Eugene O'Neill
 

New York American, March 18, 1924

Eugene O'Neill's Play Shown at 39th Street

By JAMES WHITTAKER

Says Dramatis Eugene O’Neill of the passion love, which subject he treated last night in the Thirty-ninth Street Theatre in the play named “Welded.”

“You gotta learn to like it.”  He generalized, but he excepted himself.

We are beginning now to believe that O’Neill has not learned anything very well.  His “Emperor Jones” didn’t like his luck, his man of “Beyond the Horizon” didn’t like his job.  “The Hairy Ape” didn’t like his friends, and now, in “Welded,” his gospel of dislike touches its climax, and, we trust, its end, in the man who didn’t like his love.

To his pair of lovers, represented in the play by Doris Keane and Jacob Ben Ami, O’Neill plays the role of a bilious cupid with poison-tipped arrows.  These two are plagued by ecstacies which end in sobs.  They are welded in embraces which are hurtful half-Nelsons.
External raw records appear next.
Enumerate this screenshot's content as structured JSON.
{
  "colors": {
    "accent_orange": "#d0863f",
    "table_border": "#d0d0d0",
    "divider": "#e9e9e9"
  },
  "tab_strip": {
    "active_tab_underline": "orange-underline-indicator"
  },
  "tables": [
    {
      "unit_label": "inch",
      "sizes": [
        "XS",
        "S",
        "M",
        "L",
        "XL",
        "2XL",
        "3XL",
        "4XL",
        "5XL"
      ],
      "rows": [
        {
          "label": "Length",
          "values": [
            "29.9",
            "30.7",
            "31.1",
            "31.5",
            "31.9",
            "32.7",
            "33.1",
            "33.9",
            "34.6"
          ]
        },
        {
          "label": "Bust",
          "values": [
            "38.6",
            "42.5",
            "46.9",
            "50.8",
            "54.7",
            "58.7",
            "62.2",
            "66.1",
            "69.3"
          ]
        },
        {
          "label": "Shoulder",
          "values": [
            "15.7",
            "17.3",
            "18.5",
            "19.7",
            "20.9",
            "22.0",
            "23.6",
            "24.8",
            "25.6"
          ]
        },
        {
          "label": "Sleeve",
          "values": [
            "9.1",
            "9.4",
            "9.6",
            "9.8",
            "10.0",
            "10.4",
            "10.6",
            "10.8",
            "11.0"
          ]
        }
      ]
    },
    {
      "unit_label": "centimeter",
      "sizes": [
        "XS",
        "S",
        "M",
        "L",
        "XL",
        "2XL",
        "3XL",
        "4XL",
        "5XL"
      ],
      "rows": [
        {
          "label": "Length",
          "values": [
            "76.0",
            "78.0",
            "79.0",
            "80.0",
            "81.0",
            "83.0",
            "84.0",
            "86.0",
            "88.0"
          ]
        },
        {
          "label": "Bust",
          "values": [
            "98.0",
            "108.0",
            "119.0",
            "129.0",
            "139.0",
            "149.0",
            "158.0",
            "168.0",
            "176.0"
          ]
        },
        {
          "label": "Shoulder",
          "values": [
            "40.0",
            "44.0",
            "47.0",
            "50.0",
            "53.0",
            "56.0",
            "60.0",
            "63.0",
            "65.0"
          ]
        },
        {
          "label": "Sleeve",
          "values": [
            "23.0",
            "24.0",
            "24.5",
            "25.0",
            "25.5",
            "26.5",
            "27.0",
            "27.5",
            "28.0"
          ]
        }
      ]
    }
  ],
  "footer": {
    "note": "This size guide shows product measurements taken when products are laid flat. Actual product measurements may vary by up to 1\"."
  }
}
Mr. O’Neill’s thesis is that the soft passion is most hellish when it has been civilized by the ceremony of marriage.  When the guests are sped, the cat put out and Darby and Joan are legally alone – then, divulges Mr. O’Neill, is when the fight begins.
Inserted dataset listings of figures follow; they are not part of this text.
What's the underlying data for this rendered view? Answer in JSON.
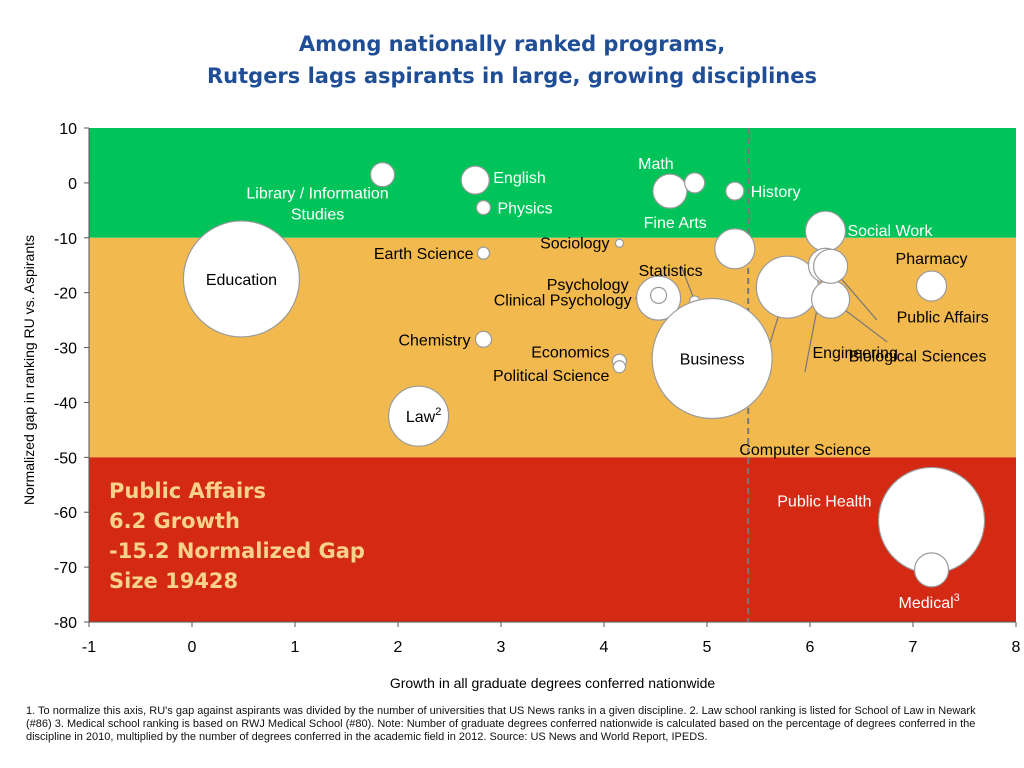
{
  "title_lines": [
    "Among nationally ranked programs,",
    "Rutgers lags aspirants in large, growing disciplines"
  ],
  "chart_data": {
    "type": "scatter",
    "xlabel": "Growth in all graduate degrees conferred nationwide",
    "ylabel": "Normalized gap in ranking RU vs. Aspirants",
    "xlim": [
      -1,
      8
    ],
    "ylim": [
      -80,
      10
    ],
    "x_ticks": [
      "-1",
      "0",
      "1",
      "2",
      "3",
      "4",
      "5",
      "6",
      "7",
      "8"
    ],
    "y_ticks": [
      "10",
      "0",
      "-10",
      "-20",
      "-30",
      "-40",
      "-50",
      "-60",
      "-70",
      "-80"
    ],
    "x_tick_values": [
      -1,
      0,
      1,
      2,
      3,
      4,
      5,
      6,
      7,
      8
    ],
    "y_tick_values": [
      10,
      0,
      -10,
      -20,
      -30,
      -40,
      -50,
      -60,
      -70,
      -80
    ],
    "bands": [
      {
        "from": -10,
        "to": 10,
        "color": "#00c45a"
      },
      {
        "from": -50,
        "to": -10,
        "color": "#f2b94f"
      },
      {
        "from": -80,
        "to": -50,
        "color": "#d42a14"
      }
    ],
    "reference_line_x": 5.4,
    "callout_lines": [
      "Public Affairs",
      "6.2 Growth",
      "-15.2 Normalized Gap",
      "Size 19428"
    ],
    "points": [
      {
        "name": "Education",
        "label": "Education",
        "x": 0.48,
        "y": -17.5,
        "size": 58,
        "label_color": "#000000"
      },
      {
        "name": "Library / Information Studies",
        "label": "Library / Information",
        "label2": "Studies",
        "x": 1.85,
        "y": 1.5,
        "size": 12,
        "label_color": "#ffffff"
      },
      {
        "name": "English",
        "label": "English",
        "x": 2.75,
        "y": 0.5,
        "size": 14,
        "label_color": "#ffffff"
      },
      {
        "name": "Physics",
        "label": "Physics",
        "x": 2.83,
        "y": -4.5,
        "size": 7,
        "label_color": "#ffffff"
      },
      {
        "name": "Earth Science",
        "label": "Earth Science",
        "x": 2.83,
        "y": -12.8,
        "size": 6,
        "label_color": "#000000"
      },
      {
        "name": "Chemistry",
        "label": "Chemistry",
        "x": 2.83,
        "y": -28.5,
        "size": 8,
        "label_color": "#000000"
      },
      {
        "name": "Law",
        "label": "Law",
        "sup": "2",
        "x": 2.2,
        "y": -42.5,
        "size": 30,
        "label_color": "#000000"
      },
      {
        "name": "Sociology",
        "label": "Sociology",
        "x": 4.15,
        "y": -11,
        "size": 4,
        "label_color": "#000000"
      },
      {
        "name": "Economics",
        "label": "Economics",
        "x": 4.15,
        "y": -32.5,
        "size": 7,
        "label_color": "#000000"
      },
      {
        "name": "Political Science",
        "label": "Political Science",
        "x": 4.15,
        "y": -33.5,
        "size": 6,
        "label_color": "#000000"
      },
      {
        "name": "Psychology",
        "label": "Psychology",
        "x": 4.53,
        "y": -21,
        "size": 22,
        "label_color": "#000000"
      },
      {
        "name": "Clinical Psychology",
        "label": "Clinical Psychology",
        "x": 4.53,
        "y": -20.5,
        "size": 8,
        "label_color": "#000000"
      },
      {
        "name": "Statistics",
        "label": "Statistics",
        "x": 4.88,
        "y": -21.5,
        "size": 5,
        "label_color": "#000000"
      },
      {
        "name": "Math",
        "label": "Math",
        "x": 4.64,
        "y": -1.5,
        "size": 17,
        "label_color": "#ffffff"
      },
      {
        "name": "Math (2)",
        "label": "",
        "x": 4.88,
        "y": 0,
        "size": 10,
        "label_color": "#ffffff"
      },
      {
        "name": "Fine Arts",
        "label": "Fine Arts",
        "x": 5.27,
        "y": -12,
        "size": 20,
        "label_color": "#ffffff"
      },
      {
        "name": "History",
        "label": "History",
        "x": 5.27,
        "y": -1.5,
        "size": 9,
        "label_color": "#ffffff"
      },
      {
        "name": "Business",
        "label": "Business",
        "x": 5.05,
        "y": -32,
        "size": 60,
        "label_color": "#000000"
      },
      {
        "name": "Computer Science",
        "label": "Computer Science",
        "x": 5.78,
        "y": -19,
        "size": 31,
        "label_color": "#000000"
      },
      {
        "name": "Social Work",
        "label": "Social Work",
        "x": 6.15,
        "y": -8.8,
        "size": 20,
        "label_color": "#ffffff"
      },
      {
        "name": "Engineering",
        "label": "Engineering",
        "x": 6.15,
        "y": -15,
        "size": 17,
        "label_color": "#000000"
      },
      {
        "name": "Biological Sciences",
        "label": "Biological Sciences",
        "x": 6.2,
        "y": -21.2,
        "size": 19,
        "label_color": "#000000"
      },
      {
        "name": "Pharmacy",
        "label": "Pharmacy",
        "x": 7.18,
        "y": -18.8,
        "size": 15,
        "label_color": "#000000"
      },
      {
        "name": "Public Affairs",
        "label": "Public Affairs",
        "x": 6.2,
        "y": -15.2,
        "size": 17,
        "label_color": "#000000"
      },
      {
        "name": "Public Health",
        "label": "Public Health",
        "x": 7.18,
        "y": -61.5,
        "size": 53,
        "label_color": "#ffffff"
      },
      {
        "name": "Medical",
        "label": "Medical",
        "sup": "3",
        "x": 7.18,
        "y": -70.5,
        "size": 17,
        "label_color": "#ffffff"
      }
    ]
  },
  "footnote": "1. To normalize this axis, RU's gap against aspirants was divided by the number of universities that US News ranks in a given discipline. 2. Law school ranking is listed for School of Law in Newark (#86) 3. Medical school ranking is based on RWJ Medical School (#80). Note: Number of graduate degrees conferred nationwide is calculated based on the percentage of degrees conferred in the discipline in 2010, multiplied by the number of degrees conferred in the academic field in 2012. Source: US News and World Report, IPEDS."
}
With grand air of exploring a bleak shore as pioneer, O’Neill steers his story steadily in the direction of woe, with brisk and wrathful blizzards bellying all its sails.  Mr. (Jacob) Ben Ami, in the course of this romance, is shipwrecked into the arms of a siren of the streets.  Miss (Doris) Keane fetches up, bedraggled, in a bachelor apartment which she fills with the sound of her lamentations.

For these two have had an argument in their own home and like two Noras where only one grew before, have both rushed out into the night to tell it to the neighbors.
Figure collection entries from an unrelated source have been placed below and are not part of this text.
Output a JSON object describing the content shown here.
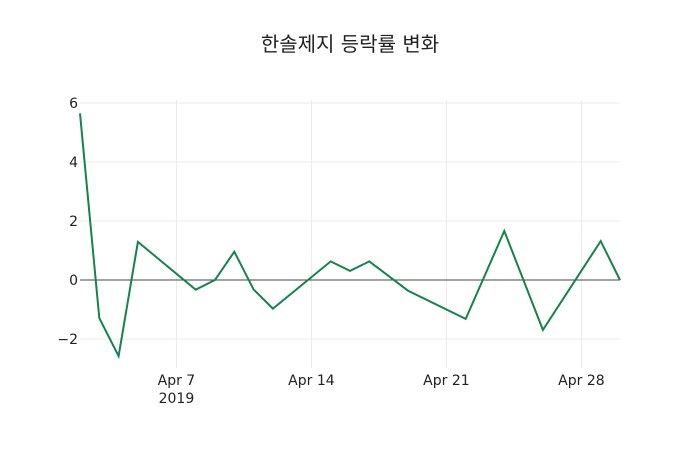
{
  "chart_data": {
    "type": "line",
    "title": "한솔제지 등락률 변화",
    "xlabel": "",
    "ylabel": "",
    "x": [
      "2019-04-02",
      "2019-04-03",
      "2019-04-04",
      "2019-04-05",
      "2019-04-08",
      "2019-04-09",
      "2019-04-10",
      "2019-04-11",
      "2019-04-12",
      "2019-04-15",
      "2019-04-16",
      "2019-04-17",
      "2019-04-19",
      "2019-04-22",
      "2019-04-24",
      "2019-04-26",
      "2019-04-29",
      "2019-04-30"
    ],
    "series": [
      {
        "name": "등락률",
        "color": "#14844b",
        "values": [
          5.65,
          -1.29,
          -2.58,
          1.29,
          -0.33,
          0.0,
          0.96,
          -0.32,
          -0.97,
          0.63,
          0.31,
          0.63,
          -0.36,
          -1.32,
          1.66,
          -1.69,
          1.32,
          0.0
        ]
      }
    ],
    "x_ticks": [
      {
        "label": "Apr 7",
        "sub": "2019",
        "date": "2019-04-07"
      },
      {
        "label": "Apr 14",
        "date": "2019-04-14"
      },
      {
        "label": "Apr 21",
        "date": "2019-04-21"
      },
      {
        "label": "Apr 28",
        "date": "2019-04-28"
      }
    ],
    "y_ticks": [
      6,
      4,
      2,
      0,
      -2
    ],
    "y_tick_labels": [
      "6",
      "4",
      "2",
      "0",
      "−2"
    ],
    "ylim": [
      -3.1,
      6.0
    ],
    "xlim": [
      "2019-04-02",
      "2019-04-30"
    ],
    "grid": true,
    "legend": false
  }
}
In his first act, O’Neill ventured higher in the social scale than is his wont.  A good sign, we thought, when the curtain rose on a neat studio and Miss Keane, lovely in a black gown and a rich Spanish shawl which margined her white shoulders; for O’Neill’s fancy has hitherto be exiled among louts, and it was cheering to find his two protagonists an actress and an author. 

We have always wanted to see what refinement would happen to O’Neill if he were brought out of his accustomed grog shops into a china shop.  Alas, he is a bull in both places.

A small cast of four share among themselves the miseries of “Welded,” and each has noble opportunities to spit out between clenched teeth Mr. O’Neill’s most effective curses of a world gone wrong.

Mr. O’Neill, campaigning for defeat, reckoned with all elements but one.  That was the loveliness of his star, which cannot be blighted.  At the end of the play’s mischances Miss Keane’s proud head was neither bloody nor bowed.  By her beauty the downhearted message of the play was misspelled victory.